6. Einfache Designs und statistische Tests. In diesem Kapitel werden ausgewählte statistische Testverfahren für unterschiedliche Skalenniveaus, Kennwerte und Designs vorgestellt. Die Anwendung statistischer Tests ist immer an bestimmte Voraussetzungen gebunden. Diese Voraussetzungen werden für jedes Verfahren angegeben. Der Vergleich von Stichprobenwerten mit bereits bekannten Werten wird ebenso bearbeitet wie die Designs und Tests für Unterschiedshypothesen. Tests für Zusammenhangshypothesen werden am Ende des sechsten Kapitels beschrieben.
7. Wie man empirische Untersuchungen berichtet. Nach der Auswertung von Forschungsdaten müssen die Forschungsfragen beantwortet werden. Alle Stufen des Forschungsprozesses mit allen begründeten Entscheidungen müssen im Forschungsbericht transparent dokumentiert werden.

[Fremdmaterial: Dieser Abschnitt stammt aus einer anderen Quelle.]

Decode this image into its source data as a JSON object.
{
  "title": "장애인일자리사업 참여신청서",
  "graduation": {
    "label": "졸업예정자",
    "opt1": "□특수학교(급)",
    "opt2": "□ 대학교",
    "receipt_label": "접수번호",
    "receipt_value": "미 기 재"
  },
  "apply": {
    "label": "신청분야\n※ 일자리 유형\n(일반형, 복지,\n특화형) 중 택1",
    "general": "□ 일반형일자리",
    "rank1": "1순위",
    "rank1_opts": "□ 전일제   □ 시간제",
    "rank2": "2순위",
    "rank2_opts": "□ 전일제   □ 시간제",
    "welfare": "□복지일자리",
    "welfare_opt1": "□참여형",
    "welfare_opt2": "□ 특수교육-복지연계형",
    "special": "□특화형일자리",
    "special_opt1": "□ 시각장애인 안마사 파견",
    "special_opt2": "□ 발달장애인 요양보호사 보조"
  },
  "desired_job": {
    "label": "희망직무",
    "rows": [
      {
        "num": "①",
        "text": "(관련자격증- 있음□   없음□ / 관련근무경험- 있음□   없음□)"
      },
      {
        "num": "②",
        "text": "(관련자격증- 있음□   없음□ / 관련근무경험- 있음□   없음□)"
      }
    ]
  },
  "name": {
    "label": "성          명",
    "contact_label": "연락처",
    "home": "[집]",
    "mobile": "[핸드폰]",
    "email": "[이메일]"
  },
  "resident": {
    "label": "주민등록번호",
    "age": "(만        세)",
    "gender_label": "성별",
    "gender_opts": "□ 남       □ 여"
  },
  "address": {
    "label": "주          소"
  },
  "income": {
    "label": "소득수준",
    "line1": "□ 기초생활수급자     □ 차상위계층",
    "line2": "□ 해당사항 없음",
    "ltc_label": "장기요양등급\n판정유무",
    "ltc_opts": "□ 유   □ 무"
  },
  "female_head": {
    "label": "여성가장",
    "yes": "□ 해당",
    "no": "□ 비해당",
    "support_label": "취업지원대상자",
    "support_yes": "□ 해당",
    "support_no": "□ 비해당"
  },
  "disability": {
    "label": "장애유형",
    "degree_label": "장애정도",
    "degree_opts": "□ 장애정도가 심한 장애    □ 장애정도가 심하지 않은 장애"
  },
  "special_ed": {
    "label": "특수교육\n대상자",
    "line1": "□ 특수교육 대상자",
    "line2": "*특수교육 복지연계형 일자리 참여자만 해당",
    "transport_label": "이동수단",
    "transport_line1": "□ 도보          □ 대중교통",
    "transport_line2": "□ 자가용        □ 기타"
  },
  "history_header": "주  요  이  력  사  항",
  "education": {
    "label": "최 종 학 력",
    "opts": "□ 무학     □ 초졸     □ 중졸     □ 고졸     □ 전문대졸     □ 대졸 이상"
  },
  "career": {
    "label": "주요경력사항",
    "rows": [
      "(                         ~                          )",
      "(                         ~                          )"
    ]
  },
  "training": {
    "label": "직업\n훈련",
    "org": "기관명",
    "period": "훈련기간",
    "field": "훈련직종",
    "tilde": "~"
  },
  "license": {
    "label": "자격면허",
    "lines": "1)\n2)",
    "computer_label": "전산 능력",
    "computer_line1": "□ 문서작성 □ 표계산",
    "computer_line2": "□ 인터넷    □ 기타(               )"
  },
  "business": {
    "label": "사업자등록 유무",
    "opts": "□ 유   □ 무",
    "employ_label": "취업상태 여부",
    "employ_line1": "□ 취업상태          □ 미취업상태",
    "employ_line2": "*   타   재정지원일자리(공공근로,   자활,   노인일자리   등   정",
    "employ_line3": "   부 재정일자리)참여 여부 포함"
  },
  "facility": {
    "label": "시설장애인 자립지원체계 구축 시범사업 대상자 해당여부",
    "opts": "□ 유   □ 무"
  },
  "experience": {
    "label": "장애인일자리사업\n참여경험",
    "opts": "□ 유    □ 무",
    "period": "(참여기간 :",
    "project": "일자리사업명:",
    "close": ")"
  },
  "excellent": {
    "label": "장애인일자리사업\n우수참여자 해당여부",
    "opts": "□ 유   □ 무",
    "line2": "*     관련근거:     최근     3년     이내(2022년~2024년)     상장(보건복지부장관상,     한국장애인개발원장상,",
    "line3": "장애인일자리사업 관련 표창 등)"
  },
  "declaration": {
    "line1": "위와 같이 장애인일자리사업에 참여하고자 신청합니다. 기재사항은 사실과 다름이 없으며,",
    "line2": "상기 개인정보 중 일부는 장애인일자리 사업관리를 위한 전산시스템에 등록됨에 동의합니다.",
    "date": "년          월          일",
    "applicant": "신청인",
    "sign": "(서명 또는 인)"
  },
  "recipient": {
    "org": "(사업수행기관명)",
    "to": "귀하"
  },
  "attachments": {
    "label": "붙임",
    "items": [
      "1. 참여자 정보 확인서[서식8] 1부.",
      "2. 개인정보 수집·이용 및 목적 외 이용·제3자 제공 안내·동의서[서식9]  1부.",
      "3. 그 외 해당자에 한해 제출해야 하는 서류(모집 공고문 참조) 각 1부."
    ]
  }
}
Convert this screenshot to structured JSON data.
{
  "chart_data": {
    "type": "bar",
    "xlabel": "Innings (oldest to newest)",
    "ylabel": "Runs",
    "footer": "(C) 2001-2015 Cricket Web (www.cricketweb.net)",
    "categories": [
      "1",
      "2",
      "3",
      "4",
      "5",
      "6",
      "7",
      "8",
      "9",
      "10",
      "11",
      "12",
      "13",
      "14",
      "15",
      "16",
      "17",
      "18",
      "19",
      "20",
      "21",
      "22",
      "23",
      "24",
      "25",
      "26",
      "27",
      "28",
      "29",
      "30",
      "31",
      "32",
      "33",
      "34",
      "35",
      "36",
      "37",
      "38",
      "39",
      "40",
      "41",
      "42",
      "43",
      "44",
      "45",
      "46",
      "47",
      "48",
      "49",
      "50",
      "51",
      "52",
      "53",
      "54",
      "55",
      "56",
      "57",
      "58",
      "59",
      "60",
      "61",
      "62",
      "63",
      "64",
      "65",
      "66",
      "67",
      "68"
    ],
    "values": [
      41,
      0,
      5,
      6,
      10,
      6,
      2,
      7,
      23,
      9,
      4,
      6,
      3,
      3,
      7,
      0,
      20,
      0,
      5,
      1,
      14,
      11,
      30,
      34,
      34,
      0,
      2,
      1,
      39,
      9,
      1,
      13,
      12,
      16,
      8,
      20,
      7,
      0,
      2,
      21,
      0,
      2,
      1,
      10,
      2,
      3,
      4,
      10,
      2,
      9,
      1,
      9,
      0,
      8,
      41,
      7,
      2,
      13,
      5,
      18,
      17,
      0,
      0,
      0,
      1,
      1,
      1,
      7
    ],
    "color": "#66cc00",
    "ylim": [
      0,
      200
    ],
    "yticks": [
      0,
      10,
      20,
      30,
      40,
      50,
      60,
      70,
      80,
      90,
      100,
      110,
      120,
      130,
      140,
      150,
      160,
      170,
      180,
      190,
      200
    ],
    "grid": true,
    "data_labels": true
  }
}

Erst durch die Zusammenschau aller Aspekte kann beurteilt werden, ob die Forschungsfragen mit der Untersuchung tatsächlich beantwortet werden können. Im siebten Kapitel werden allgemeine Regeln zum Aufbau und zum Verfassen von Forschungsberichten gegeben. Danach wird auf die einzelnen Teile eingegangen.
Diskussion
Durch Inhalte und dem Aufbau des Buches werden Studierende befähigt, eigene empirische Untersuchungen zu entwickeln, zu planen, durchzuführen und zu dokumentieren. Besonders positiv ist m. E. hervor zu heben, dass nach jedem Kapitel Literaturhinweise gegeben werden. Jedes Kapitel ist überdies mit Übungen versehen, deren Lösungen am Ende des Buches einsehbar sind. Es handelt sich somit um ein Studien- und Arbeitsbuch, dessen Ertrag für Studierende während des Studiums oder beim Verfassen von Abschlussarbeiten sehr hilfreich sein kann.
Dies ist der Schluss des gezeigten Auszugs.